The events around Cuba and the deportation of 393 Haitian, 16 Dominican, and 2 Chinese immigrants to Haiti by the U.S. Coast Guard in early January have opened a wide-ranging discussion here on the reasons for the widely different government policies.  
 

Two children deported to Haiti

A Haitian woman was detained in the Krome Detention Center here because she was sick, but her two children were deported to Haiti.

"The solution to such injustice is not opening the process to all who reach U.S. territorial waters," wrote columnist Carl Hiaasen in the Miami Herald. Openly anti-immigrant, he continued, "For the seas would fill with flimsy boats and tragedy upon tragedy would follow. The solution is to make a fair law that applies equitably to everybody and to quit playing favorites."

Another Herald columnist, Robert Steinback, wrote, "I sympathize with the more than 400 Haitians who crowded onto a barely seaworthy ship. But, he continued, "They want political asylum from a democracy [in Haiti]?

"The United States committed its money and military might to restoring democracy to Haiti in 1994—a mission I enthusiastically supported." He added, "I doubt many would qualify for political asylum in any case."

Not everyone agrees with this analysis. Gerald Lacrete, Jr., a Haitian American who lives in Miami and travels to Haiti on a monthly basis, told the Herald, "The former militaries still carry guns and they still kill ordinary people. There is no security there—the people don't go out after 6 p.m. for fear of being killed."

In a letter to the editor, Lea Bracha wrote about the deportations, saying, "The hypocrisy is so blatant, and the disregard for human rights obvious.... Nobody is running in the streets of Havana with guns, and people do not disappear in the middle of the night. The only reasons they [Cubans] have for coming is to better themselves financially, the same reason the Haitians have, but the need in Haiti is so much more pronounced and urgent than it ever was in Cuba."

The Socialist Workers Party candidate for mayor of Miami-Dade County, Rollande Girard, has been getting out her views amidst these events, including at several protests of the deportation of the Haitian refugees.

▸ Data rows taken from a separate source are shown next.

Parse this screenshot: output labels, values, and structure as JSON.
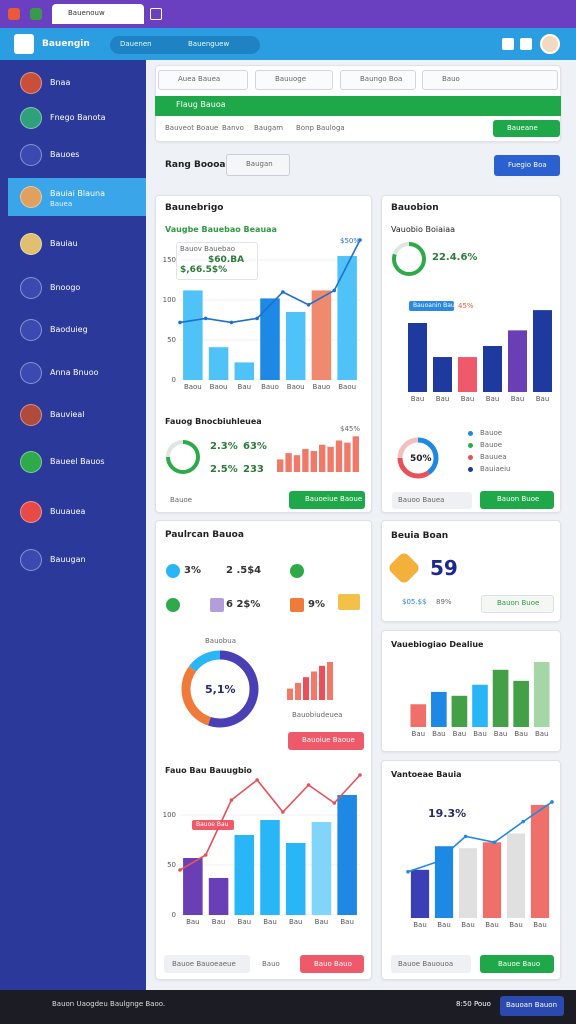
{
  "window": {
    "tab": "Bauenouw"
  },
  "header": {
    "brand": "Bauengin",
    "search": [
      "Dauenen",
      "Bauenguew"
    ]
  },
  "sidebar": {
    "items": [
      {
        "label": "Bnaa"
      },
      {
        "label": "Fnego Banota"
      },
      {
        "label": "Bauoes"
      },
      {
        "label": "Bauiai Blauna",
        "sub": "Bauea"
      },
      {
        "label": "Bauiau"
      },
      {
        "label": "Bnoogo"
      },
      {
        "label": "Baoduieg"
      },
      {
        "label": "Anna Bnuoo"
      },
      {
        "label": "Bauvieal"
      },
      {
        "label": "Baueel Bauos"
      },
      {
        "label": "Buuauea"
      },
      {
        "label": "Bauugan"
      }
    ]
  },
  "topbar": {
    "tabs": [
      "Auea Bauea",
      "Bauuoge",
      "Baungo Boa",
      "Bauo"
    ],
    "banner": "Flaug Bauoa",
    "links": [
      "Bauveot Boaue",
      "Banvo",
      "Baugam",
      "Bonp Bauloga"
    ],
    "button": "Baueane"
  },
  "toolbar": {
    "title": "Rang Boooa",
    "select": "Baugan",
    "button": "Fuegio Boa"
  },
  "card_a": {
    "title": "Baunebrigo",
    "subtitle": "Vaugbe Bauebao Beauaa",
    "callout": [
      "Bauov Bauebao",
      "$60.BA",
      "$,66.5$%"
    ],
    "top_label": "$50%",
    "section": "Fauog Bnocbiuhleuea",
    "stats": [
      "2.3%",
      "63%",
      "2.5%",
      "233"
    ],
    "area_label": "$45%",
    "footer": "Bauoe",
    "button": "Bauoeiue Baoue"
  },
  "card_b": {
    "title": "Bauobion",
    "subtitle": "Vauobio Boiaiaa",
    "ring_label": "22.4.6%",
    "pill": "Bauoanin Bauoe",
    "pill_value": "45%",
    "donut_label": "50%",
    "legend": [
      "Bauoe",
      "Bauoe",
      "Bauuea",
      "Bauiaeiu"
    ],
    "footer": "Bauoo Bauea",
    "button": "Bauon Buoe"
  },
  "card_c": {
    "title": "Paulrcan Bauoa",
    "stats": [
      "3%",
      "2 .5$4",
      "6 2$%",
      "9%"
    ],
    "donut_title": "Bauobua",
    "donut_label": "5,1%",
    "bars_label": "Bauobiudeuea",
    "button": "Bauoiue Baoue",
    "section": "Fauo Bau Bauugbio",
    "pill": "Bauoe Bau",
    "footer": "Bauoe Bauoeaeue",
    "footer2": "Bauo",
    "button2": "Bauo Bauo"
  },
  "card_d": {
    "title": "Beuia Boan",
    "big": "59",
    "stats": [
      "$05.$$",
      "89%"
    ],
    "button": "Bauon Buoe"
  },
  "card_e": {
    "title": "Vauebiogiao Dealiue"
  },
  "card_f": {
    "title": "Vantoeae Bauia",
    "callout": "19.3%",
    "footer": "Bauoe Bauouoa",
    "button": "Bauoe Bauo"
  },
  "taskbar": {
    "status": "Bauon Uaogdeu Baulgnge Baoo.",
    "time": "8:50 Pouo",
    "button": "Bauoan Bauon"
  },
  "charts": {
    "a": {
      "ylim": [
        0,
        175
      ],
      "yticks": [
        0,
        50,
        100,
        150
      ],
      "values": [
        112,
        41,
        22,
        102,
        85,
        112,
        155
      ],
      "colors": [
        "#4fc3f7",
        "#4fc3f7",
        "#4fc3f7",
        "#1e88e5",
        "#4fc3f7",
        "#ef8a6f",
        "#4fc3f7"
      ],
      "line": [
        72,
        77,
        72,
        77,
        110,
        94,
        112,
        175
      ],
      "line_color": "#1e6fd0",
      "categories": [
        "Baou",
        "Baou",
        "Bau",
        "Bauo",
        "Baou",
        "Bauo",
        "Baou"
      ]
    },
    "a_small": {
      "ylim": [
        0,
        100
      ],
      "values": [
        30,
        45,
        40,
        55,
        50,
        65,
        60,
        75,
        70,
        85
      ],
      "colors": [
        "#ef7a6a",
        "#ef7a6a",
        "#ef7a6a",
        "#ef7a6a",
        "#ef7a6a",
        "#ef7a6a",
        "#ef7a6a",
        "#ef7a6a",
        "#ef7a6a",
        "#ef7a6a"
      ]
    },
    "b": {
      "ylim": [
        0,
        100
      ],
      "values": [
        75,
        38,
        38,
        50,
        67,
        89
      ],
      "colors": [
        "#1e3a9e",
        "#1e3a9e",
        "#ef5a6a",
        "#1e3a9e",
        "#6a3fb5",
        "#1e3a9e"
      ],
      "categories": [
        "Bau",
        "Bau",
        "Bau",
        "Bau",
        "Bau",
        "Bau"
      ]
    },
    "c_small": {
      "ylim": [
        0,
        100
      ],
      "values": [
        30,
        45,
        60,
        75,
        90,
        100
      ],
      "colors": [
        "#ef7a6a",
        "#ef7a6a",
        "#e8505a",
        "#ef7a6a",
        "#e8505a",
        "#ef7a6a"
      ]
    },
    "c": {
      "ylim": [
        0,
        145
      ],
      "yticks": [
        0,
        50,
        100
      ],
      "values": [
        57,
        37,
        80,
        95,
        72,
        93,
        120
      ],
      "colors": [
        "#6a3fb5",
        "#6a3fb5",
        "#29b6f6",
        "#29b6f6",
        "#29b6f6",
        "#81d4fa",
        "#1e88e5"
      ],
      "line": [
        45,
        60,
        115,
        135,
        103,
        130,
        112,
        140
      ],
      "line_color": "#e8505a",
      "categories": [
        "Bau",
        "Bau",
        "Bau",
        "Bau",
        "Bau",
        "Bau",
        "Bau"
      ]
    },
    "e": {
      "ylim": [
        0,
        100
      ],
      "values": [
        35,
        54,
        48,
        65,
        88,
        71,
        100
      ],
      "colors": [
        "#ef6f6a",
        "#1e88e5",
        "#43a047",
        "#29b6f6",
        "#43a047",
        "#43a047",
        "#a5d6a7"
      ],
      "categories": [
        "Bau",
        "Bau",
        "Bau",
        "Bau",
        "Bau",
        "Bau",
        "Bau"
      ]
    },
    "f": {
      "ylim": [
        0,
        120
      ],
      "values": [
        49,
        73,
        71,
        77,
        86,
        115
      ],
      "colors": [
        "#3a3fb5",
        "#1e88e5",
        "#e0e0e0",
        "#ef6f6a",
        "#e0e0e0",
        "#ef6f6a"
      ],
      "line": [
        47,
        57,
        83,
        77,
        98,
        118
      ],
      "line_color": "#1e88e5",
      "categories": [
        "Bau",
        "Bau",
        "Bau",
        "Bau",
        "Bau",
        "Bau"
      ]
    }
  },
  "donuts": {
    "a": {
      "values": [
        75,
        25
      ],
      "colors": [
        "#2eaa4a",
        "#dfe6e0"
      ]
    },
    "b_ring": {
      "values": [
        80,
        20
      ],
      "colors": [
        "#2eaa4a",
        "#dfe6e0"
      ]
    },
    "b": {
      "values": [
        40,
        35,
        25
      ],
      "colors": [
        "#1e88e5",
        "#e8505a",
        "#f3c0c0"
      ]
    },
    "c": {
      "values": [
        55,
        30,
        15
      ],
      "colors": [
        "#4a3fb5",
        "#ef7a3a",
        "#29b6f6"
      ]
    }
  }
}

"Washington attacks Cuba because working people there made a revolution, took back their country from U.S. domination, and expropriated the holdings of the giant U.S. corporations," she said. "They have waged a military, economic, and propaganda war against Cuba ever since."

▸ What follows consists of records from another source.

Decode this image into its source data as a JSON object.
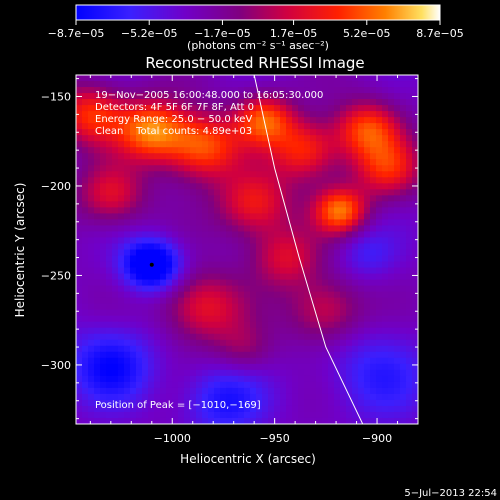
{
  "chart_data": {
    "type": "heatmap",
    "title": "Reconstructed RHESSI Image",
    "xlabel": "Heliocentric X (arcsec)",
    "ylabel": "Heliocentric Y (arcsec)",
    "x_ticks": [
      -1000,
      -950,
      -900
    ],
    "x_tick_labels": [
      "−1000",
      "−950",
      "−900"
    ],
    "y_ticks": [
      -150,
      -200,
      -250,
      -300
    ],
    "y_tick_labels": [
      "−150",
      "−200",
      "−250",
      "−300"
    ],
    "xlim": [
      -1047,
      -880
    ],
    "ylim": [
      -333,
      -138
    ],
    "colorbar": {
      "ticks": [
        -8.7e-05,
        -5.2e-05,
        -1.7e-05,
        1.7e-05,
        5.2e-05,
        8.7e-05
      ],
      "tick_labels": [
        "−8.7e−05",
        "−5.2e−05",
        "−1.7e−05",
        "1.7e−05",
        "5.2e−05",
        "8.7e−05"
      ],
      "range": [
        -8.7e-05,
        8.7e-05
      ],
      "units_label": "(photons cm⁻² s⁻¹ asec⁻²)"
    },
    "info_lines": [
      "19−Nov−2005 16:00:48.000 to 16:05:30.000",
      "Detectors: 4F 5F 6F 7F 8F, Att 0",
      "Energy Range: 25.0 − 50.0 keV",
      "Clean    Total counts: 4.89e+03"
    ],
    "peak_label": "Position of Peak = [−1010,−169]",
    "peak_position": [
      -1010,
      -169
    ],
    "limb_curve": [
      [
        -960,
        -138
      ],
      [
        -950,
        -190
      ],
      [
        -938,
        -240
      ],
      [
        -925,
        -290
      ],
      [
        -907,
        -333
      ]
    ],
    "marker_position": [
      -1010,
      -244
    ],
    "sources": [
      {
        "x": -1010,
        "y": -169,
        "s": 12,
        "a": 1.0
      },
      {
        "x": -985,
        "y": -178,
        "s": 13,
        "a": 0.9
      },
      {
        "x": -955,
        "y": -163,
        "s": 10,
        "a": 0.85
      },
      {
        "x": -935,
        "y": -180,
        "s": 12,
        "a": 0.75
      },
      {
        "x": -905,
        "y": -168,
        "s": 11,
        "a": 0.8
      },
      {
        "x": -895,
        "y": -190,
        "s": 12,
        "a": 0.7
      },
      {
        "x": -1040,
        "y": -160,
        "s": 12,
        "a": 0.75
      },
      {
        "x": -1030,
        "y": -205,
        "s": 12,
        "a": 0.6
      },
      {
        "x": -960,
        "y": -210,
        "s": 13,
        "a": 0.7
      },
      {
        "x": -918,
        "y": -214,
        "s": 9,
        "a": 0.95
      },
      {
        "x": -945,
        "y": -240,
        "s": 12,
        "a": 0.55
      },
      {
        "x": -985,
        "y": -268,
        "s": 14,
        "a": 0.65
      },
      {
        "x": -925,
        "y": -270,
        "s": 13,
        "a": 0.55
      },
      {
        "x": -965,
        "y": -292,
        "s": 10,
        "a": 0.3
      },
      {
        "x": -1010,
        "y": -244,
        "s": 10,
        "a": -1.0
      },
      {
        "x": -1030,
        "y": -300,
        "s": 15,
        "a": -0.6
      },
      {
        "x": -975,
        "y": -320,
        "s": 14,
        "a": -0.5
      },
      {
        "x": -900,
        "y": -305,
        "s": 18,
        "a": -0.4
      },
      {
        "x": -905,
        "y": -238,
        "s": 10,
        "a": -0.3
      }
    ]
  }
}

"These are the same companies and their government who exploit and dominate the people in Haiti. They are the same who discriminate against immigrants and who attack our union and democratic rights here," she continued.

"I urge all who are defending immigrant rights, fighters in the labor and farm movements, and student youth to explain and defend the Cuban revolution," Girard said, and "demand Washington end its campaign and return Elián to his father, and fight to stop the deportations now!"

Rachele Fruit is a member of International Association of Machinists Local 1126.